Oxford University Press
Title: Mona Caird
Description:
The feminist novelist and essayist Mona Caird (b.
 1854–d.
 1932) was propelled to fame in the summer of 1888 when her Westminster Review essay “Marriage” became the focus of the great marriage debate in the Daily Telegraph.
When the newspaper posed the question, “Is Marriage a Failure?,” twenty-seven thousand respondents weighed in.
Caird, however, had not asked whether marriage was a failure; she had stated unequivocally that it was one.
A married women herself, she argued that marriage should be conceptualized not in terms of duty or sacrifice, but as a contract freely entered into by equals and dissolvable at the will of the parties.

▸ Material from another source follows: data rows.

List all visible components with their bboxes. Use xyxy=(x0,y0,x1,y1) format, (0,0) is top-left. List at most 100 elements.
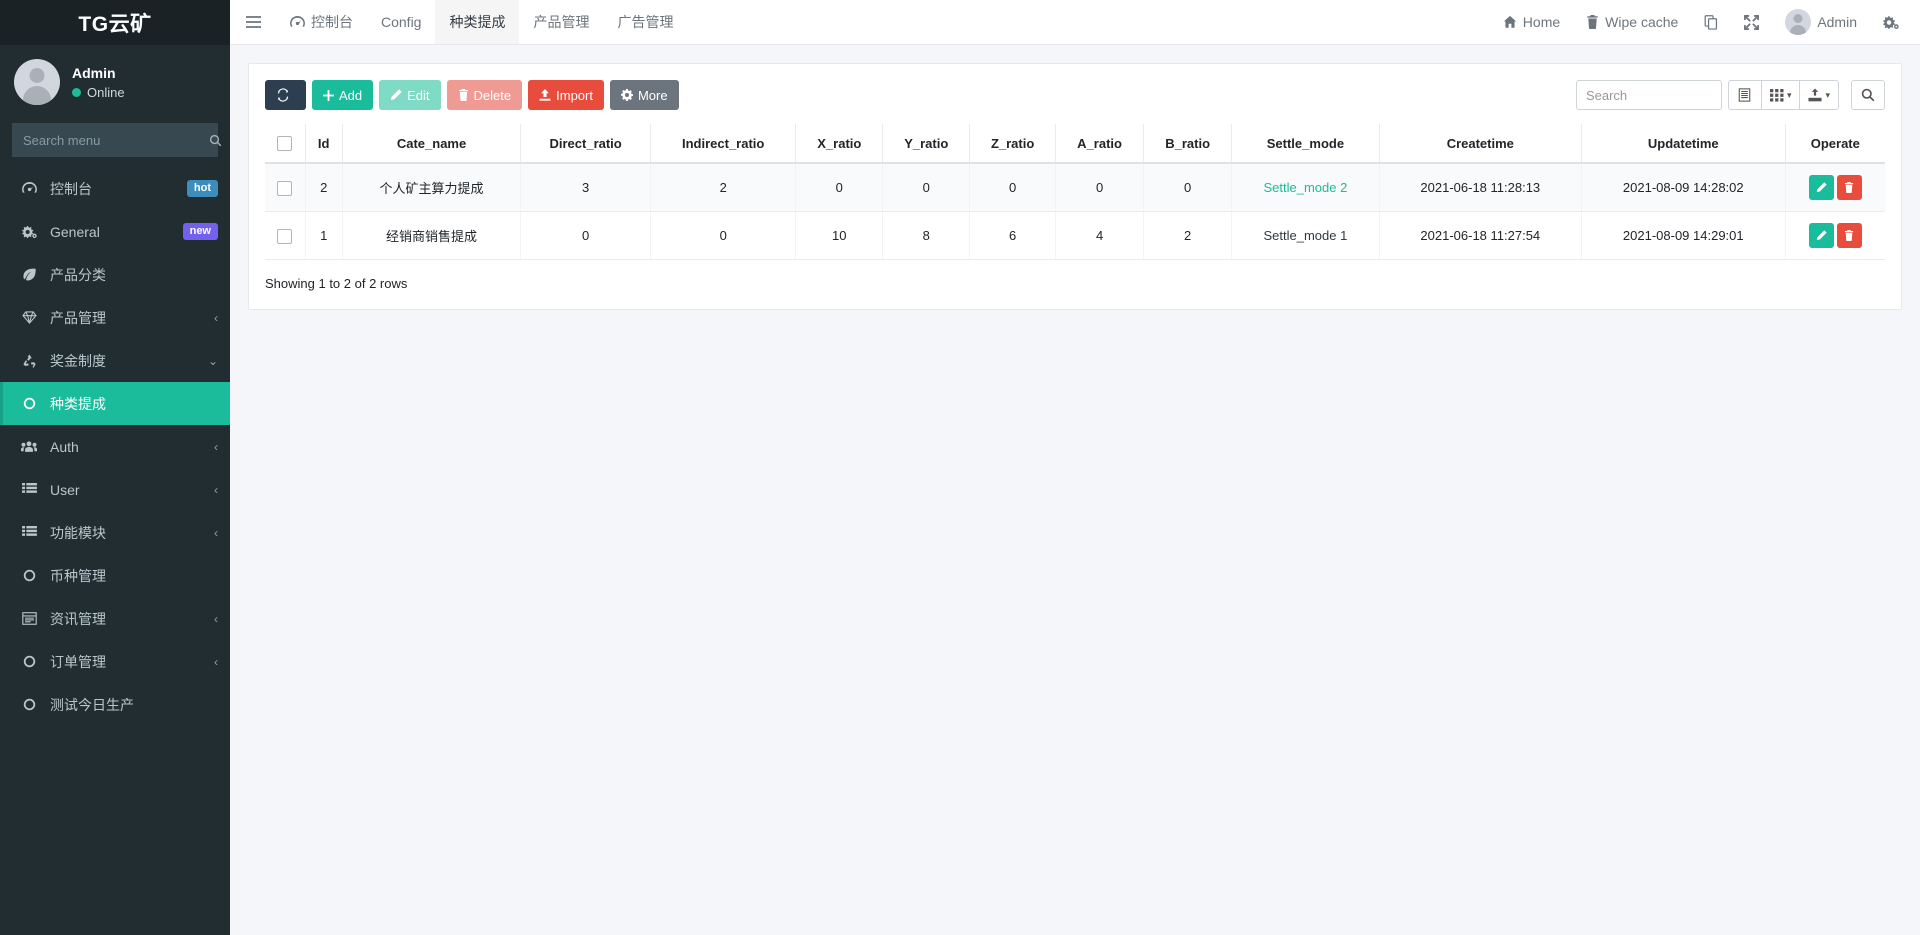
window-icon xyxy=(19,612,39,625)
sidebar-item-7[interactable]: Auth ‹ xyxy=(0,425,230,468)
table-header-row: Id Cate_name Direct_ratio Indirect_ratio X_r… xyxy=(265,124,1885,165)
sidebar-item-label: 功能模块 xyxy=(50,524,106,541)
sidebar-item-10[interactable]: 币种管理 xyxy=(0,554,230,597)
gears-icon xyxy=(19,225,39,239)
gear-icon xyxy=(1883,15,1899,30)
sidebar-item-label: 币种管理 xyxy=(50,567,106,584)
cell-indirect_ratio: 0 xyxy=(650,211,797,261)
import-label: Import xyxy=(556,87,593,103)
tab-4[interactable]: 产品管理 xyxy=(519,0,603,44)
checkbox-icon[interactable] xyxy=(277,180,293,196)
search-icon[interactable] xyxy=(209,124,222,156)
hamburger-icon[interactable] xyxy=(230,0,276,44)
table-toolbar: Add Edit Delete Import More Search ▾ ▾ xyxy=(265,80,1885,110)
table-view-controls: ▾ ▾ xyxy=(1727,80,1839,110)
checkbox-icon[interactable] xyxy=(277,136,293,152)
gear-icon xyxy=(620,89,633,101)
trash-icon xyxy=(1844,182,1854,194)
circle-o-icon xyxy=(19,698,39,711)
delete-button[interactable]: Delete xyxy=(446,80,523,110)
cell-createtime: 2021-06-18 11:27:54 xyxy=(1379,211,1582,261)
sidebar-item-label: 产品管理 xyxy=(50,309,106,326)
cell-y_ratio: 0 xyxy=(882,163,971,213)
columns-icon[interactable] xyxy=(1727,80,1762,110)
search-input[interactable] xyxy=(1575,80,1722,110)
row-checkbox[interactable] xyxy=(265,211,306,261)
sidebar-item-13[interactable]: 测试今日生产 xyxy=(0,683,230,726)
brand-title: TG云矿 xyxy=(78,12,152,36)
export-icon[interactable]: ▾ xyxy=(1800,80,1839,110)
online-dot-icon xyxy=(72,87,81,97)
tab-1[interactable]: 控制台 xyxy=(276,0,367,44)
topbar-home-button[interactable]: Home xyxy=(1490,0,1573,45)
top-nav-tabs: 控制台 Config 种类提成 产品管理 广告管理 xyxy=(276,0,687,44)
user-info: Admin Online xyxy=(72,65,125,100)
topbar-settings-button[interactable] xyxy=(1870,0,1912,45)
column-header-cate_name: Cate_name xyxy=(342,124,522,165)
tab-3[interactable]: 种类提成 xyxy=(435,0,520,44)
operate-buttons xyxy=(1792,223,1879,249)
tab-2[interactable]: Config xyxy=(367,0,435,44)
sidebar-search[interactable] xyxy=(12,123,222,157)
cell-indirect_ratio: 2 xyxy=(650,163,797,213)
import-button[interactable]: Import xyxy=(528,80,604,110)
topbar-wipe-cache-button[interactable]: Wipe cache xyxy=(1573,0,1691,45)
row-delete-button[interactable] xyxy=(1836,223,1862,249)
tab-5[interactable]: 广告管理 xyxy=(603,0,687,44)
sidebar-item-5[interactable]: 奖金制度 ⌄ xyxy=(0,339,230,382)
row-checkbox[interactable] xyxy=(265,163,306,213)
topbar-wipe-cache-label: Wipe cache xyxy=(1605,14,1679,30)
topbar-fullscreen-button[interactable] xyxy=(1731,0,1772,45)
topbar-user-menu[interactable]: Admin xyxy=(1772,0,1870,45)
brand-logo[interactable]: TG云矿 xyxy=(0,0,230,45)
sidebar-item-11[interactable]: 资讯管理 ‹ xyxy=(0,597,230,640)
cell-direct_ratio: 0 xyxy=(520,211,652,261)
row-edit-button[interactable] xyxy=(1808,175,1834,201)
delete-label: Delete xyxy=(473,87,512,103)
sidebar-item-label: User xyxy=(50,481,80,498)
sidebar-item-8[interactable]: User ‹ xyxy=(0,468,230,511)
cell-a_ratio: 0 xyxy=(1055,163,1145,213)
chevron-down-icon: ▾ xyxy=(1825,89,1830,100)
circle-o-icon xyxy=(19,655,39,668)
user-status: Online xyxy=(72,85,125,100)
checkbox-icon[interactable] xyxy=(277,228,293,244)
search-button[interactable] xyxy=(1851,80,1885,110)
column-header-b_ratio: B_ratio xyxy=(1143,124,1233,165)
upload-icon xyxy=(539,89,551,101)
column-header-operate: Operate xyxy=(1785,124,1885,165)
tab-label: 控制台 xyxy=(311,14,353,30)
sidebar-item-6[interactable]: 种类提成 xyxy=(0,382,230,425)
sidebar-item-9[interactable]: 功能模块 ‹ xyxy=(0,511,230,554)
search-menu-input[interactable] xyxy=(13,132,209,148)
topbar-copy-button[interactable] xyxy=(1691,0,1731,45)
sidebar-item-4[interactable]: 产品管理 ‹ xyxy=(0,296,230,339)
sidebar: TG云矿 Admin Online 控制台 hot General new 产品分类产品… xyxy=(0,0,230,935)
add-button[interactable]: Add xyxy=(312,80,374,110)
sidebar-item-1[interactable]: 控制台 hot xyxy=(0,167,230,210)
plus-icon xyxy=(323,89,334,101)
edit-button[interactable]: Edit xyxy=(379,80,441,110)
select-all-checkbox[interactable] xyxy=(265,124,306,165)
list-icon xyxy=(19,483,39,496)
cell-operate xyxy=(1785,163,1885,213)
row-edit-button[interactable] xyxy=(1808,223,1834,249)
cell-updatetime: 2021-08-09 14:28:02 xyxy=(1581,163,1786,213)
sidebar-item-2[interactable]: General new xyxy=(0,210,230,253)
chevron-left-icon: ‹ xyxy=(214,439,218,454)
toolbar-buttons: Add Edit Delete Import More xyxy=(265,80,679,110)
sidebar-item-3[interactable]: 产品分类 xyxy=(0,253,230,296)
grid-icon[interactable]: ▾ xyxy=(1761,80,1801,110)
refresh-button[interactable] xyxy=(265,80,306,110)
table-row[interactable]: 2 个人矿主算力提成 3 2 0 0 0 0 0 Settle_mode 2 2021-06-18 … xyxy=(265,163,1885,213)
sidebar-item-12[interactable]: 订单管理 ‹ xyxy=(0,640,230,683)
dashboard-icon xyxy=(290,15,305,29)
chevron-down-icon: ▾ xyxy=(1786,89,1792,100)
pencil-icon xyxy=(390,89,402,101)
more-button[interactable]: More xyxy=(609,80,679,110)
cell-x_ratio: 0 xyxy=(795,163,884,213)
row-delete-button[interactable] xyxy=(1836,175,1862,201)
table-row[interactable]: 1 经销商销售提成 0 0 10 8 6 4 2 Settle_mode 1 2021-06-18 … xyxy=(265,211,1885,261)
data-table: Id Cate_name Direct_ratio Indirect_ratio X_r… xyxy=(265,124,1885,261)
topbar-right: Home Wipe cache Admin xyxy=(1490,0,1920,44)
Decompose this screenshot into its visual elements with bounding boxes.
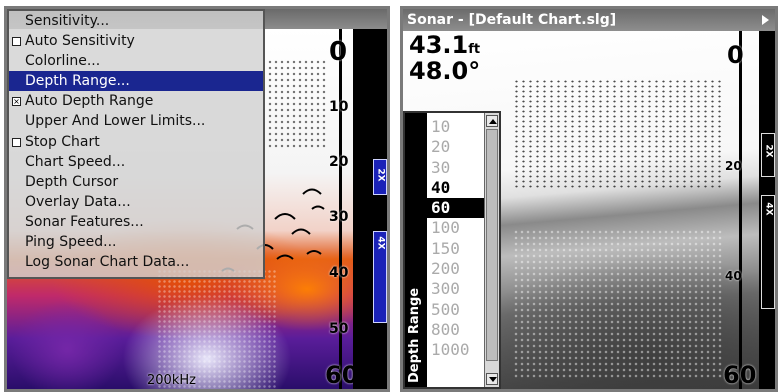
menu-item[interactable]: Overlay Data...	[9, 192, 263, 212]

Her views were attacked by those who accused her of “balderdash” and by those who punned that “no one Caird”; indisputably, however, she had touched a raw nerve, as the sheer volume of correspondence indicated.
During the late 1880s and throughout the 1890s, Caird developed in essays her views on marriage, the family, and gender relations.
Delving into histories of past societies, she argued for the constructed nature of gender relations, citing historical examples of women’s rule, power, and inheritance.
Writing in the post-Darwinian era, Caird was deeply disturbed by the implications of contemporary debates about evolution and the future of the race.
She fought against contemporary eugenicists, defended women’s right to use birth control, and argued that the race would evolve not by the right of might, but by cultivating compassion and adhering to principles of freedom and individual rights.
From the mid-1890s forward, such principles led her to an antivivisectionist stance; presciently, she warned against justifying experiments by social gain, arguing that if such eugenic principles were accepted, the rights of the weak would be imperiled.
During World War I, she wrote against brute force as a means of social progress, advocating instead education, international communication, and travel as a means of fostering global citizens.
A deeply original thinker, Caird was also an experimental novelist, recognized in 1894 by the Review of Reviews as a founder of a new genre, the “Modern Woman novel” (what would later be called the “New Woman” novel).
Experimenting with form, imagery, mythography, and temporality, Caird created novels that are aesthetic forms in their own right, not mere dramatizations of her political principles.
Since the 1990s, feminist scholarship has hailed Caird’s achievements as new woman essayist, novelist, historiographer, and anti-eugenic feminist, placing her work in relation to contemporary debates on gender, sexuality, and eugenics.
While Caird’s biography remains shadowy, her writings have come into the scholarly light.